The Score: Between a dull storyline and the theater being cold, there were multiple times I was ready and willing to go to sleep. However, the score’s way of building tension and dragging you back in when no one’s performance was doing so, really highlights how important the right background music is.

If The Stories Weren’t Lumped Together, And Were Separate, Some Could Have Worked: A consistent complaint when it comes to movies like this is one being weaker than the other. And while, again, most of them stunk, I do believe if the focus wasn’t spread thin, with the stories barely connected, some could have worked. I think the Longtrellis and Strongcliff are especially strong candidates, though I’m unsure how the Highhills storyline could have been saved. Well, without some moderate retooling of some characters and pushing the importance of others.

Low Points

Weak Storylines: From Cassel to Jones, to Hayek, there isn’t a story among them which shines. Yes, they have potential in each single one, but sometimes that potential seems more so due to positive thinking than facing what is reality. Take Jones’ character for example, and his kingdom’s storyline. Basically, it is about him falling in love with a flea, his daughter being lost to an ogre, and his daughter escaping the ogre. Which perhaps sounds interesting in writing, seeing a princess escape an ogre, but it doesn’t play out as something compelling. Believe me. What we are given is a princess whose idea of love comes from romance novels of the time and when she is won by someone who looks like a villain’s sidekick, she throws a fit. Which, at first, leaves you with mixed feelings since the guy maybe weird but it seems he is trying. However, after what looked like a rape scene, those feelings are retracted.

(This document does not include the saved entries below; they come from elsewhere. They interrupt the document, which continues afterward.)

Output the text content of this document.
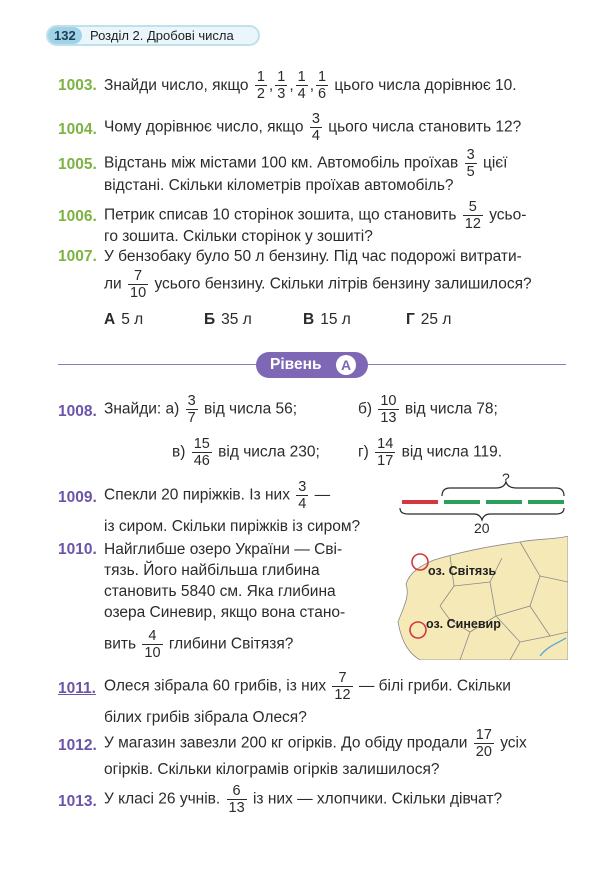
132	Розділ 2. Дробові числа
1003. Знайди число, якщо $\frac{1}{2}$ , $\frac{1}{3}$ , $\frac{1}{4}$ , $\frac{1}{6}$ цього числа дорівнює 10.
1004. Чому дорівнює число, якщо $\frac{3}{4}$ цього числа становить 12?
1005. Відстань між містами 100 км. Автомобіль проїхав $\frac{3}{5}$ цієї
відстані. Скільки кілометрів проїхав автомобіль?
1006. Петрик списав 10 сторінок зошита, що становить $\frac{5}{12}$ усьо-
го зошита. Скільки сторінок у зошиті?
1007. У бензобаку було 50 л бензину. Під час подорожі витрати-
ли $\frac{7}{10}$ усього бензину. Скільки літрів бензину залишилося?
А 5 л	Б 35 л	В 15 л	Г 25 л
Рівень	А
1008. Знайди: $а) \frac{3}{7}$ від числа 56;	$б) \frac{10}{13}$ від числа 78;
$в) \frac{15}{46}$ від числа 230; $г) \frac{14}{17}$ від числа 119.
1009. Спекли 20 пиріжків. Із них $\frac{3}{4}$ —
із сиром. Скільки пиріжків із сиром?
?
20
1010. Найглибше озеро України — Сві-
тязь. Його найбільша глибина
становить 5840 см. Яка глибина
озера Синевир, якщо вона стано-
вить $\frac{4}{10}$ глибини Світязя?
оз. Світязь
оз. Синевир
1011. Олеся зібрала 60 грибів, із них $\frac{7}{12}$ — білі гриби. Скільки
білих грибів зібрала Олеся?
1012. У магазин завезли 200 кг огірків. До обіду продали $\frac{17}{20}$ усіх
огірків. Скільки кілограмів огірків залишилося?
1013. У класі 26 учнів. $\frac{6}{13}$ із них — хлопчики. Скільки дівчат?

Then when it comes to Strongcliff, while there is an interesting story there, once you become subject to all the breasts, ass, and sexual debauchery, on top of seeing elderly naked women, your interest are already fleeting. Combine that with him chasing after an elderly woman he never saw, throwing her out a window when he realizes she isn’t young, then what comes after, and while one could argue, on its own, his tale could have been beefed up to something decent, you still may have a hard sell.

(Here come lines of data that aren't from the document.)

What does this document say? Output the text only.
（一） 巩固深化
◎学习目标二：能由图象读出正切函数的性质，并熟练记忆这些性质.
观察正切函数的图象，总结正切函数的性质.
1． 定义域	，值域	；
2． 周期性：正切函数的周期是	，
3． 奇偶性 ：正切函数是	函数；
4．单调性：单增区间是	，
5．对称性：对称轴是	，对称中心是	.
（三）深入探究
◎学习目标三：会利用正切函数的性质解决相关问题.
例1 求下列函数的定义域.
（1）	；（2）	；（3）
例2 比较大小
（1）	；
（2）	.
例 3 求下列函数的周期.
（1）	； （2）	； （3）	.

Thus leaving the Longtrellis kingdom, which competes so hard with the Highhills to become the worse storyline. For while both the Highhills and Longtrellis suffer from bad CGI, the Longtrellis features an obsessive mother and her saying Elias, at various levels enough times for it to haunt your dreams, just becomes immensely annoying. In fact, I honestly can’t think of a way that could be retooled into something decent.